Jugendliche stellen zwei Drittel der afghanischen Bevölkerung. Im Report des internationalen IPU-Projekts bekommen sie eine Stimme und berichten über ihre Perspektive auf den Zustand und die mögliche Zukunft ihres Landes.
Das Afghan Youth Project wurde ins Leben gerufen, um sich mit den Folgen der alltäglichen Gewalt, der existenziellen Unsicherheit und Perspektivlosigkeit in Afghanistan zu beschäftigen. Seit Jahren nehmen diese Tendenzen dramatisch zu, woraus sich auch die aktuelle Fluchtdynamik nach Europa speist. Nun ist der Report des Projekts erschienen. Unter dem Titel „Glimpses of Hope in the Shadow of War“ werden Ergebnisse gezeigt, in denen vor allem die afghanischen Jugendlichen zu Wort kommen, die sich selbst als „Zukunftsmacher“ verstehen.
„Wenn man nach Potenzialen für gesellschaftlichen und politischen Wandel hin zu mehr Frieden und Zukunftschancen in Afghanistan sucht, kommt man fast zwangsläufig zur jungen Generation“, erklärt Prof. Dr. Phil Langer. Er ist IPU-Professor und leitet das Afghan Youth Project. „Die Jugendlichen machen zwei Drittel der Bevölkerung aus, sind aber stark unterrepräsentiert in politischen und öffentlich Debatten – und auch in der Forschung.“ Das Afghan Youth Project soll daran etwas ändern. Es ist Teil eines größeren Forschungsprogramms an der IPU, das sich etwa auch mit ehemaligen Kindersoldaten des Islamischen Staates beschäftigt.
„Unser Ziel war, den Jugendlichen in Afghanistan mit ihren Problemen und Ängsten, aber auch ihren Hoffnungen und Träumen eine Stimme zu geben“, sagt Langers Kollegin im Projekt Aisha-Nusrat Ahmad. „Es geht uns sowohl um ein Empowerment der Jugendlichen von unten als auch die Einflussnahme auf politische Entscheidungen von oben, indem wir Empfehlungen formulieren, wie es gelingen kann, das friedenspolitische Potenzial der Jugend im Land zu aktivieren.“ Zentrale Fragen in der Forschung waren: Wie gehen die Jugendlichen in einem von jahrzehntelangen Konflikten und Kriegen geprägten Land mit all der Gewalt und den vielfältigen Problemlagen von Armut, Korruption und mangelnden Berufsperspektiven um? Wie stellen sie sich eine „andere“ Zukunft vor? Was glauben sie, dazu selbst beitragen zu können?

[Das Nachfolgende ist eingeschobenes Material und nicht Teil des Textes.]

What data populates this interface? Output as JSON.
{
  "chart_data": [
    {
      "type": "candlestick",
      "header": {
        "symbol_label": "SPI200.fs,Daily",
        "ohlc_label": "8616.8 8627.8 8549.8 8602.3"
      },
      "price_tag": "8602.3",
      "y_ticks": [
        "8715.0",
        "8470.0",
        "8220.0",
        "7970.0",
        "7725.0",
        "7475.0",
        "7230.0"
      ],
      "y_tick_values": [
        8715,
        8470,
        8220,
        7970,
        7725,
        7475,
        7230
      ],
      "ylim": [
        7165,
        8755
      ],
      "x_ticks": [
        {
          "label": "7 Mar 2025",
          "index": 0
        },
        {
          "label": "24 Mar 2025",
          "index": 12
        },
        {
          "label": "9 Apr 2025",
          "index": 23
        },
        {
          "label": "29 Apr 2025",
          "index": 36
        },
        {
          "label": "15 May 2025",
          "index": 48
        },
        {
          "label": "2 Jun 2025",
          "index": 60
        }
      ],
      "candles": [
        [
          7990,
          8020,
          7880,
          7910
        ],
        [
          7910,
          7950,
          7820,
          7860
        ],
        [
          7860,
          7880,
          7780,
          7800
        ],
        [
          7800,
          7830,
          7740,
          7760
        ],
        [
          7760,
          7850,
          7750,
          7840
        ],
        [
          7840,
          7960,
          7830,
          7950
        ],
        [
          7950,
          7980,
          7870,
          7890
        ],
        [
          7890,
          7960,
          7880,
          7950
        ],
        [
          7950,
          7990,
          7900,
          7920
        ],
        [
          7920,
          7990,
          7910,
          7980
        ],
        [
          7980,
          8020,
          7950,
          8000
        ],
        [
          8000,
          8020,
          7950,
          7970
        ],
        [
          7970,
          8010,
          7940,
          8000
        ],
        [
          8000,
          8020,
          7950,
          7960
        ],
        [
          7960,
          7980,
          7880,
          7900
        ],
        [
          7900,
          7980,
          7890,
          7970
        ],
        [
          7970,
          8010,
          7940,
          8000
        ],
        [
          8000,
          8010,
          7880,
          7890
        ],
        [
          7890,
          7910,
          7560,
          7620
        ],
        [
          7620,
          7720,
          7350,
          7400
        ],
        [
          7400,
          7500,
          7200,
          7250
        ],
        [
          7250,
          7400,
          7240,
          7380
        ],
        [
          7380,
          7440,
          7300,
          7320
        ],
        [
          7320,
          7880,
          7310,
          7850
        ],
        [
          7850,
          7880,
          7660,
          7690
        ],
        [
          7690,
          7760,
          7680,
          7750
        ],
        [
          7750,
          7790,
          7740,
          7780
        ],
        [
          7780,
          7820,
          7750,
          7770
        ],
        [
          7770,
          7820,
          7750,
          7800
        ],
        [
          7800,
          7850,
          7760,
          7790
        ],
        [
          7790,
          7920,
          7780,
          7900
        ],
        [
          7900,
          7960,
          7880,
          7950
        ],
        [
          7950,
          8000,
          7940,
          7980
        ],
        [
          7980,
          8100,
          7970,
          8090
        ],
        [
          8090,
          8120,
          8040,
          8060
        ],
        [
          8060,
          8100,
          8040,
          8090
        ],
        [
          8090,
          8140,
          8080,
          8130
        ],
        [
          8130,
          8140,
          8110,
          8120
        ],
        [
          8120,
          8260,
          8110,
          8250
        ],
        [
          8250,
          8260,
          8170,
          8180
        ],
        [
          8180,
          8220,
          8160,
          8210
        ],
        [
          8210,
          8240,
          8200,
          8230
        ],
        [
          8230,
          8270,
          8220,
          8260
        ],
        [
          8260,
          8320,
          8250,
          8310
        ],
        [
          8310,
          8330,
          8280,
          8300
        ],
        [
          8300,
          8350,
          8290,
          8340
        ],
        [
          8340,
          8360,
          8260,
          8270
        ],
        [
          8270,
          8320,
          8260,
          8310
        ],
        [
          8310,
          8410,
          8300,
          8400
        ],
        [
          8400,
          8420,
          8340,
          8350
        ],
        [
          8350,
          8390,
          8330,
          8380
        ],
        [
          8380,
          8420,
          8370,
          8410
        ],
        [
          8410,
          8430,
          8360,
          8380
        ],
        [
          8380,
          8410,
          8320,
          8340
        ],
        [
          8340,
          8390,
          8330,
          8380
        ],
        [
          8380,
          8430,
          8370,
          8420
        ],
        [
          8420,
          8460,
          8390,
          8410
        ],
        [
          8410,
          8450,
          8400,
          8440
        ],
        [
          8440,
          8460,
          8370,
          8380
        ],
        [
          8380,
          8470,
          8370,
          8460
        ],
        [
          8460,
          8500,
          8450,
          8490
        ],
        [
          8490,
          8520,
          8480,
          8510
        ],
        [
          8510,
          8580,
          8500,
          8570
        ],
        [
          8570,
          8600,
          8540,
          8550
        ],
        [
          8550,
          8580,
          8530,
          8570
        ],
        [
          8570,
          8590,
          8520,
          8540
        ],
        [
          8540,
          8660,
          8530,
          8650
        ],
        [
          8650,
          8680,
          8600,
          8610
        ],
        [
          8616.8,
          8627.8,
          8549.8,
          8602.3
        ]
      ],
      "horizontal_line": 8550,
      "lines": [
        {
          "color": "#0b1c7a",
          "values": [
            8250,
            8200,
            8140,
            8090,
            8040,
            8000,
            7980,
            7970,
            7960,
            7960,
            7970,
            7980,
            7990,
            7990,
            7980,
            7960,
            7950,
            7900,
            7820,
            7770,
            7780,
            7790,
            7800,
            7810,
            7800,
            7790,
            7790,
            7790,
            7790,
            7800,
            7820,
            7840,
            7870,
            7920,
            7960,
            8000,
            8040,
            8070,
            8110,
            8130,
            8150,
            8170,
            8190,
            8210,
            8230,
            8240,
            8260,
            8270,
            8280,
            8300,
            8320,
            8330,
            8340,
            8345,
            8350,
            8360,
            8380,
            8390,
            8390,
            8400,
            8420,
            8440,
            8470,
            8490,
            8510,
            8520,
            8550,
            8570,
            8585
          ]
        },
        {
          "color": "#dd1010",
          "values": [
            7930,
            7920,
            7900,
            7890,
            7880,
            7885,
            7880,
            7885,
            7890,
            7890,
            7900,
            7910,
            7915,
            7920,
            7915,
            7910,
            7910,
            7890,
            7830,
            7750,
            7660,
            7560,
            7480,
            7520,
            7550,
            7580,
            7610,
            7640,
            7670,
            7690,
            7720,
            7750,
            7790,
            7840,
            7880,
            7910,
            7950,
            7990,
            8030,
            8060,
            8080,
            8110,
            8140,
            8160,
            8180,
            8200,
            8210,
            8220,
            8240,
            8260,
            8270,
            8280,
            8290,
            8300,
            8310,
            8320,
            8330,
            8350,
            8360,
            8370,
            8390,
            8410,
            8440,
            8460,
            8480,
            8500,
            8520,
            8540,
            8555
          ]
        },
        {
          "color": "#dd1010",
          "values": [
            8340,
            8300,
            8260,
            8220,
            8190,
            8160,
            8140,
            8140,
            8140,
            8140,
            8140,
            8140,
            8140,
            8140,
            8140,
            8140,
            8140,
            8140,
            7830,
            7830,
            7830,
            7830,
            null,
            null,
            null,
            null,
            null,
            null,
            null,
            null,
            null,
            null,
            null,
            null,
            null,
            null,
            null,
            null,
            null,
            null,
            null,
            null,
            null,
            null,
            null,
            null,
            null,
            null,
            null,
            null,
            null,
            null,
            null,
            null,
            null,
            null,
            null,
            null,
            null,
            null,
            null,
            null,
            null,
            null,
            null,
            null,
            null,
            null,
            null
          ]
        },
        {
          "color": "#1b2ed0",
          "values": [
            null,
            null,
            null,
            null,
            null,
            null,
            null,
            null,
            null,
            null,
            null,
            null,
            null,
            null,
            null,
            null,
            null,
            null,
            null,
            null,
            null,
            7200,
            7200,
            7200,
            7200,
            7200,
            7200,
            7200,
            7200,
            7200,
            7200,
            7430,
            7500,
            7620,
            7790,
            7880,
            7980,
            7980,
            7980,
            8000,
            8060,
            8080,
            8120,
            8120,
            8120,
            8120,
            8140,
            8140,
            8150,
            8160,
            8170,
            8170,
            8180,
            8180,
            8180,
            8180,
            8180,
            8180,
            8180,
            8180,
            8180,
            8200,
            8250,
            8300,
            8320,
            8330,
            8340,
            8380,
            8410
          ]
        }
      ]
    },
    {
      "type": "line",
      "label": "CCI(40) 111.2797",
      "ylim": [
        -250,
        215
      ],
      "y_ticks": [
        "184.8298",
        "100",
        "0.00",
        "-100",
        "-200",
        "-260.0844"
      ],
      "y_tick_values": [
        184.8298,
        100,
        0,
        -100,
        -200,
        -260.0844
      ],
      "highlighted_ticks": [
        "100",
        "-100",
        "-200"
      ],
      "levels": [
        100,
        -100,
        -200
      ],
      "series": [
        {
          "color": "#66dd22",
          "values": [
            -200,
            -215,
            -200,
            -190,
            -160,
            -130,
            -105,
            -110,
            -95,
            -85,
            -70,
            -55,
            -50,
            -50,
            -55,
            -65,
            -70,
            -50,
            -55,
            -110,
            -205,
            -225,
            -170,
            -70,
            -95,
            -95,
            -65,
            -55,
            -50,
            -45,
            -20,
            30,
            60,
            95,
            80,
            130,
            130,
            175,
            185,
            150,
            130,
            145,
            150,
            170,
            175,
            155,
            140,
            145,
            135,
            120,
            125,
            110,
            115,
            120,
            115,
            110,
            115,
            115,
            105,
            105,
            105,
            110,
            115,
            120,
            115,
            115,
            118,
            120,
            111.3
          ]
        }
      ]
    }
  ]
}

Mehr als 220 Jugendliche haben ihre Lebensgeschichten und ihre Zukunftsvorstellungen im Rahmen des Forschungsprojekts geteilt. Sie geben dabei eine Analyse ab, wie sich Gewalt aus Perspektivlosigkeit speist, wie soziale Ungleichheit und ethnische und geschlechtliche Diskriminierung gesellschaftliche Teilhabechancen vermindern, wie Korruption und politische Stagnation in der älteren Generation ihre eigene Zukunft gefährden. Zugleich zeigen sie ihren Willen, für eine bessere Zukunft in Solidarität und Einheit Verantwortung zu übernehmen.
Die Lösungen, die von den Jugendlichen erarbeitet wurden, seien spannend und überraschend, betont Phil Langer: „Wenn etwa Mädchen, die keinerlei formale Bildung erfahren haben, darüber nachdenken, wie ihre gesellschaftliche Rolle über die Aufklärung von Männern verbessert werden könnte.“ Der Professor für Sozialpsychologie und Sozialpsychiatrie ist überzeugt: Was die Jugendlichen zu sagen haben, kann viel zum Verständnis ihrer aktuellen Situation in Afghanistan und zu der von nach Deutschland geflüchteten jungen Menschen beitragen.
Der Report richtet sich an eine breitere politische Öffentlichkeit und stellt ausgewählte Ergebnisse des Projektes vor, um so ein Einblick in das umfangreiche empirische Material zu gewinnen, das in Deutschland einzigartig ist.